Chief Deputy Lorain County Coroner Frank Miller has said Gabel was asphyxiated and was wearing only a polo shirt and underwear when he was found. Miller also found evidence of multiple burns from a stun gun on the 55-year-old car salesman’s body.
Reulbach said Harrington admitted to police that she had used the stun gun on Gabel 20 times during a physical altercation in the early morning hours that day. Police have said Harrington later told them the fight was mutual and that she later left the room and last heard her husband use the bathroom about 2 a.m.

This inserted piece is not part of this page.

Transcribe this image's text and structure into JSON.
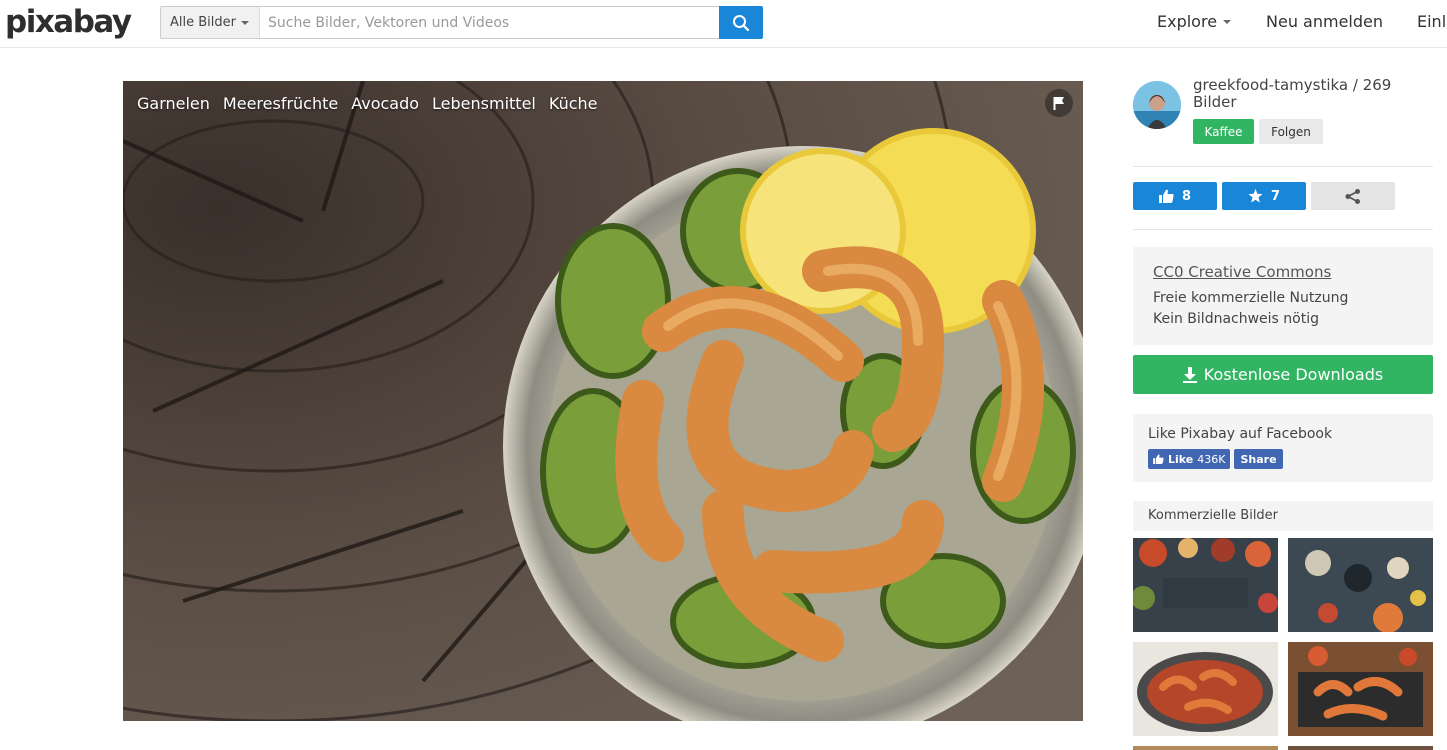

During the call reporting finding Gabel’s body, Harrington alluded to the financial woes the couple was having, including losing their house, which was sold at sheriff’s sale the day after Gabel’s death. She also told an Avon Lake police dispatcher that her husband had left a one-line note.
But Avon Lake Police Chief Duane Streator has said the scene appears to have been staged to look like a suicide. Rather, investigators believe, Harrington killed Gabel and tried to cover up the crime.
Streator said after the hearing, during which Harrington’s attorneys entered a not guilty plea on her behalf, that Harrington freely told people she hated her husband.
“She told lots of people that she wanted him to be dead,” Streator said.
He said the comment Harrington made to the church parishioner came during a conversation about another woman who was charged with killing her husband. Streator said Harrington was talking about how she would get away with killing Gabel and described the method she would use.
Reulbach said that given the evidence police have amassed to use against Harrington, he wanted her held on a $500,000 bond to prevent her from fleeing because of the possibility of life in prison if she’s convicted on the murder charge she faces.
But defense attorney Troy Reeves argued that the bond Reulbach was asking for was too high given Harrington’s financial and family ties to the community. He also questioned why if Harrington was so dangerous she wasn’t arrested three years ago.
“What type of new evidence is there?” he asked.
Bilancini set the bond at $500,000 and has scheduled a preliminary hearing for Monday.
Reeves declined to comment further after the hearing.